Sadler TW (2004) Langman’s Medical Embryology, 9th ed. Lippincott Williams and Wilkins, Baltimore.


  1. #1 Torbjörn Larsson, OM
    March 19, 2008

    So you are saying that I, as a mammal, can be egg-static over reproduction?

    Figures. But nice to know, so I’m joining the choir here.

  2. #2 David Marjanovi?, OM
    March 19, 2008

    The divergence dates of the tree are for the most part implausible. There’s a good fossil record of the Eutheria-Metatheria divergence… 125 million years ago, 130 perhaps, but never 180. 180 is where the Theria-Monotremata divergence should be put. Did you see how the tree implies that VIT2 was separately inactivated in the ancestry of primates and carnivores? The fossil record puts that divergence close to 65 million years ago, so VIT2 was probably inactivated just once, in the ancestry of Placentalia.

    Ironically, the 310-million-year date (actually 312) for the theropsid-sauropsid divergence is taken from the fossil record — but it’s the absolute minimum of a very badly constrained date! The maximum is somewhere around 335… People should really stop using this divergence as a calibration point.

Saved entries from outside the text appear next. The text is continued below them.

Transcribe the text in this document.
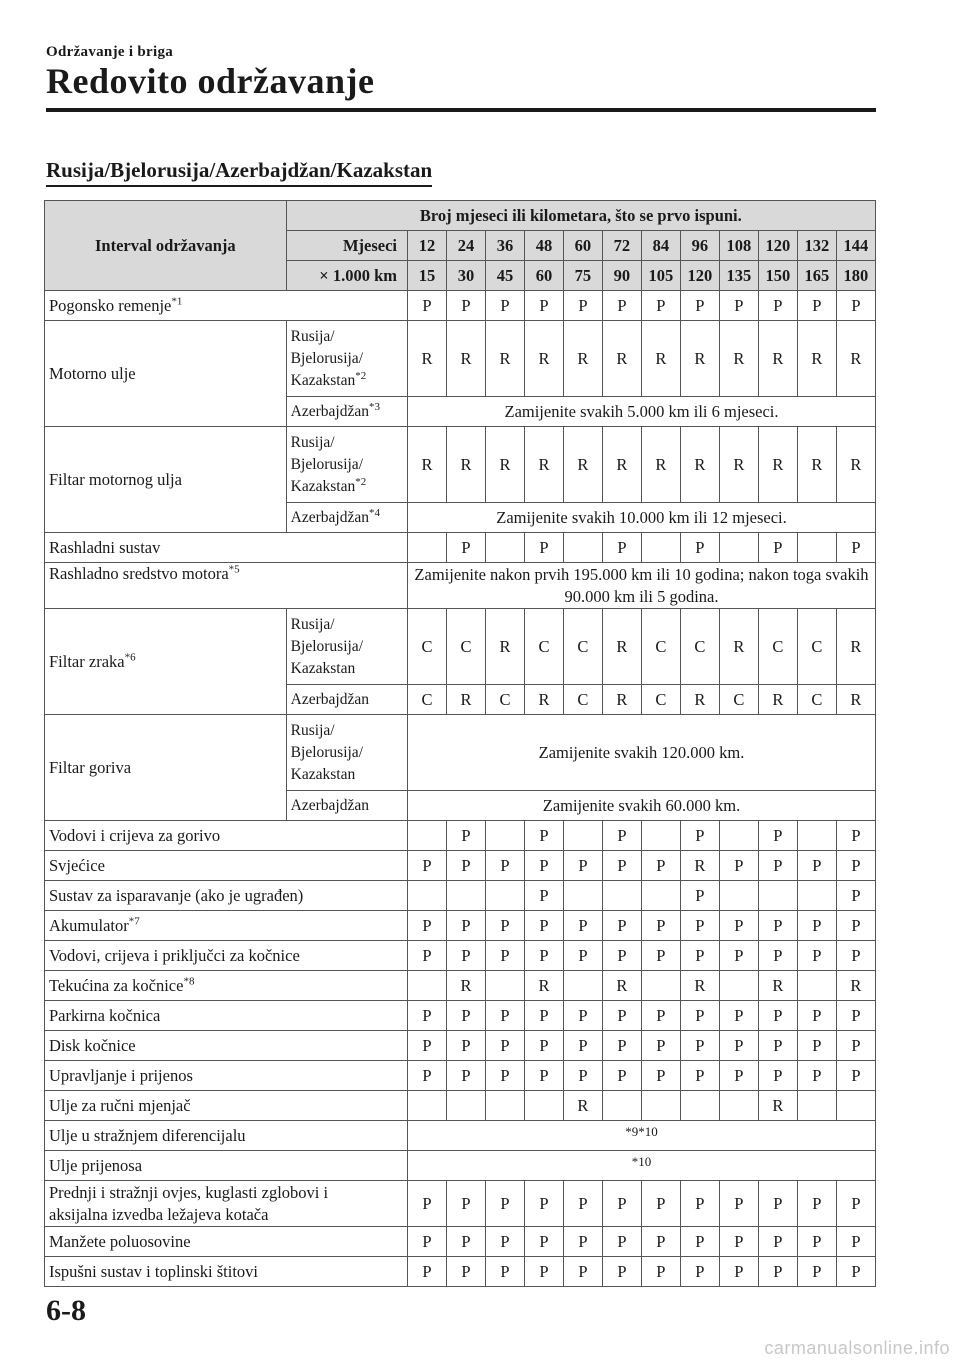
Održavanje i briga
Redovito održavanje
Rusija/Bjelorusija/Azerbajdžan/Kazakstan
Interval održavanja	Broj mjeseci ili kilometara, što se prvo ispuni.												
	Mjeseci	12	24	36	48	60	72	84	96	108	120	132	144
	× 1.000 km	15	30	45	60	75	90	105	120	135	150	165	180
Pogonsko remenje$^{*1}$		P	P	P	P	P	P	P	P	P	P	P	P
Motorno ulje	Rusija/
Bjelorusija/
Kazakstan$^{*2}$	R	R	R	R	R	R	R	R	R	R	R	R
	Azerbajdžan$^{*3}$	Zamijenite svakih 5.000 km ili 6 mjeseci.											
Filtar motornog ulja	Rusija/
Bjelorusija/
Kazakstan$^{*2}$	R	R	R	R	R	R	R	R	R	R	R	R
	Azerbajdžan$^{*4}$	Zamijenite svakih 10.000 km ili 12 mjeseci.											
Rashladni sustav			P		P		P		P		P		P
Rashladno sredstvo motora$^{*5}$		Zamijenite nakon prvih 195.000 km ili 10 godina; nakon toga svakih 90.000 km ili 5 godina.											
Filtar zraka$^{*6}$	Rusija/
Bjelorusija/
Kazakstan	C	C	R	C	C	R	C	C	R	C	C	R
	Azerbajdžan	C	R	C	R	C	R	C	R	C	R	C	R
Filtar goriva	Rusija/
Bjelorusija/
Kazakstan	Zamijenite svakih 120.000 km.											
	Azerbajdžan	Zamijenite svakih 60.000 km.											
Vodovi i crijeva za gorivo			P		P		P		P		P		P
Svjećice		P	P	P	P	P	P	P	R	P	P	P	P
Sustav za isparavanje (ako je ugrađen)					P				P				P
Akumulator$^{*7}$		P	P	P	P	P	P	P	P	P	P	P	P
Vodovi, crijeva i priključci za kočnice		P	P	P	P	P	P	P	P	P	P	P	P
Tekućina za kočnice$^{*8}$			R		R		R		R		R		R
Parkirna kočnica		P	P	P	P	P	P	P	P	P	P	P	P
Disk kočnice		P	P	P	P	P	P	P	P	P	P	P	P
Upravljanje i prijenos		P	P	P	P	P	P	P	P	P	P	P	P
Ulje za ručni mjenjač						R					R		
Ulje u stražnjem diferencijalu		*9*10											
Ulje prijenosa		*10											
Prednji i stražnji ovjes, kuglasti zglobovi i
aksijalna izvedba ležajeva kotača		P	P	P	P	P	P	P	P	P	P	P	P
Manžete poluosovine		P	P	P	P	P	P	P	P	P	P	P	P
Ispušni sustav i toplinski štitovi		P	P	P	P	P	P	P	P	P	P	P	P
6-8
carmanualsonline.info
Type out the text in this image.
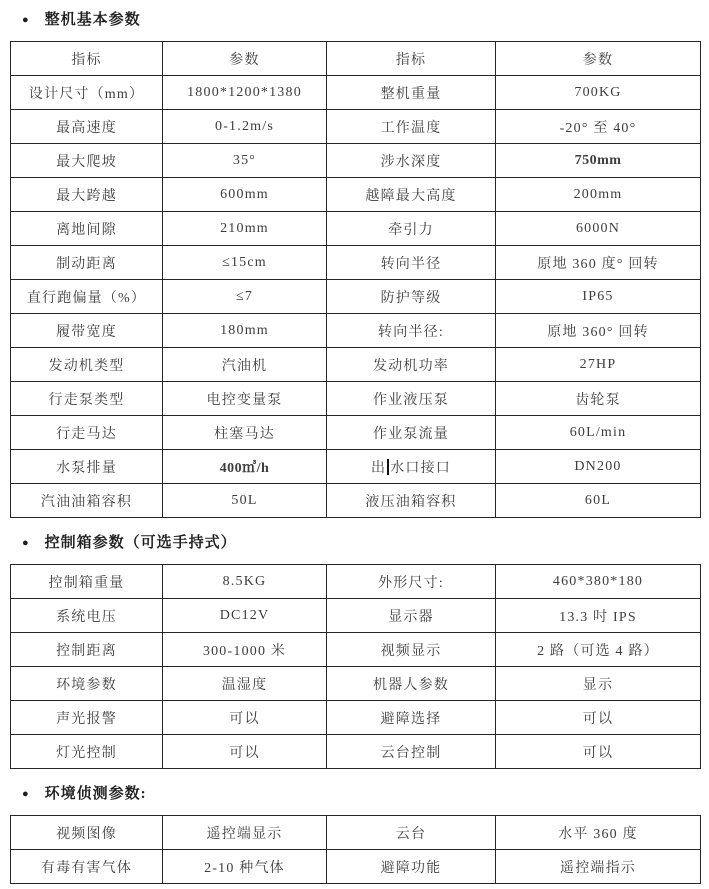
● 整机基本参数
指标	参数	指标	参数
设计尺寸（mm）	1800*1200*1380	整机重量	700KG
最高速度	0-1.2m/s	工作温度	-20° 至 40°
最大爬坡	35°	涉水深度	750mm
最大跨越	600mm	越障最大高度	200mm
离地间隙	210mm	牵引力	6000N
制动距离	≤15cm	转向半径	原地 360 度° 回转
直行跑偏量（%）	≤7	防护等级	IP65
履带宽度	180mm	转向半径:	原地 360° 回转
发动机类型	汽油机	发动机功率	27HP
行走泵类型	电控变量泵	作业液压泵	齿轮泵
行走马达	柱塞马达	作业泵流量	60L/min
水泵排量	400㎥/h	出 水口接口	DN200
汽油油箱容积	50L	液压油箱容积	60L
● 控制箱参数（可选手持式）
控制箱重量	8.5KG	外形尺寸:	460*380*180
系统电压	DC12V	显示器	13.3 吋 IPS
控制距离	300-1000 米	视频显示	2 路（可选 4 路）
环境参数	温湿度	机器人参数	显示
声光报警	可以	避障选择	可以
灯光控制	可以	云台控制	可以
● 环境侦测参数:
视频图像	遥控端显示	云台	水平 360 度
有毒有害气体	2-10 种气体	避障功能	遥控端指示
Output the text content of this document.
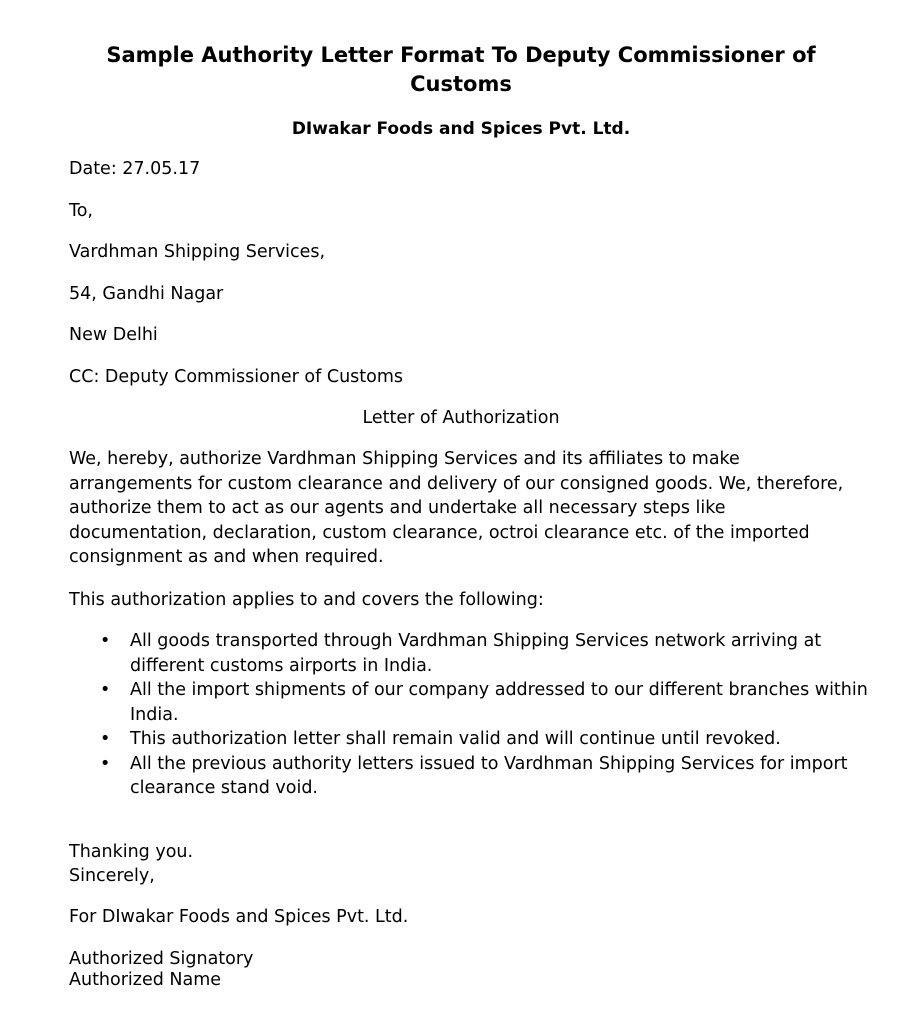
Sample Authority Letter Format To Deputy Commissioner of Customs

DIwakar Foods and Spices Pvt. Ltd.

Date: 27.05.17

To,

Vardhman Shipping Services,

54, Gandhi Nagar

New Delhi

CC: Deputy Commissioner of Customs

Letter of Authorization

We, hereby, authorize Vardhman Shipping Services and its affiliates to make arrangements for custom clearance and delivery of our consigned goods. We, therefore, authorize them to act as our agents and undertake all necessary steps like documentation, declaration, custom clearance, octroi clearance etc. of the imported consignment as and when required.

This authorization applies to and covers the following:

• All goods transported through Vardhman Shipping Services network arriving at different customs airports in India.
• All the import shipments of our company addressed to our different branches within India.
• This authorization letter shall remain valid and will continue until revoked.
• All the previous authority letters issued to Vardhman Shipping Services for import clearance stand void.

Thanking you.

Sincerely,

For DIwakar Foods and Spices Pvt. Ltd.

Authorized Signatory

Authorized Name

    (And, as mentioned, monotremes are too mammals. And yes, stop codons signal the end of translation…)

    How do you get minerals to preserve their shape?

    Your question contains half of the answer. Fast decay can produce acids, which can precipitate minerals that happen to be around, et voilà.

    In really exceptional cases, namely the Tyrannosaurus blood vessels and not much else, decay is prevented altogether by… fast burial and dryness perhaps… that’s not well understood yet.

  3. #3 David Marjanovi?, OM
    March 19, 2008

    I understand why there’s a cross marking our Lutheran Ancestor, but what are the other crosses?

    When a gene goes extinct, it receives a Christian funeral…

    Clicking on the picture gives you a large, readable version.

  4. #4 David Marjanovi?, OM
    March 20, 2008

    One source said that multituberculates have pelvic anatomy that might indicate a marsupial type of reproduction with tiny young born after a brief gestation.

    Yes (the pelvic canal is really small), but Wikipedia probably has the phylogeny wrong and the multis are probably more closely related to us than the monotremes are.

    That’s not what is expected *at all*. Lactation occurs *after birth*. Yolk *and* placenta are *pre-birth* strategies. Lactation is a completely seperate issue having to do with the development stage of the animal *at birth*, not before.

    No: marsupials are born at a much earlier stage than monotremes hatch (and even these hatch quite early, like highly altricial birds AFAIK). That placentals spend the fetal stage in the womb instead of in a pouch is probably a secondary development.

    Keith Eaton, did you notice how self-defeating your point is? Fine, so the yolk sac is not useless — it still produces blood cells like it does in all other vertebrates! Yet another thing we have in common. Why should that be? Perhaps we all share a common ancestor? Hey, why don’t we produce our first blood cells in the placenta?

    Keep asking “why”. Science is about “why” questions. All those people who say science is only about “how” and philosophy and/or religion are about “why” don’t know what they’re talking about.

  5. #5 David Marjanovi?, OM
    March 20, 2008

    No: marsupials are born at a much earlier stage than monotremes hatch (and even these hatch quite early, like highly altricial birds AFAIK). That placentals spend the fetal stage in the womb instead of in a pouch is probably a secondary development.

    I should have explained what my point is: Normal amniotes spend the fetal stage in the egg and live off yolk. Marsupials, and probably live-bearing mammals generally, spend the fetal stage in the pouch and live off milk. Thus, milk is a yolk replacement, with monotremes representing the intermediate condition. That placentals spend the fetal stage in the womb and live off blood is a later development — a third strategy.

  6. #6 Mary
    August 15, 2008

    excellent! I work with Vitellogenin of tropical fish and I really enjoyed this article and the revision that make.. thanks!!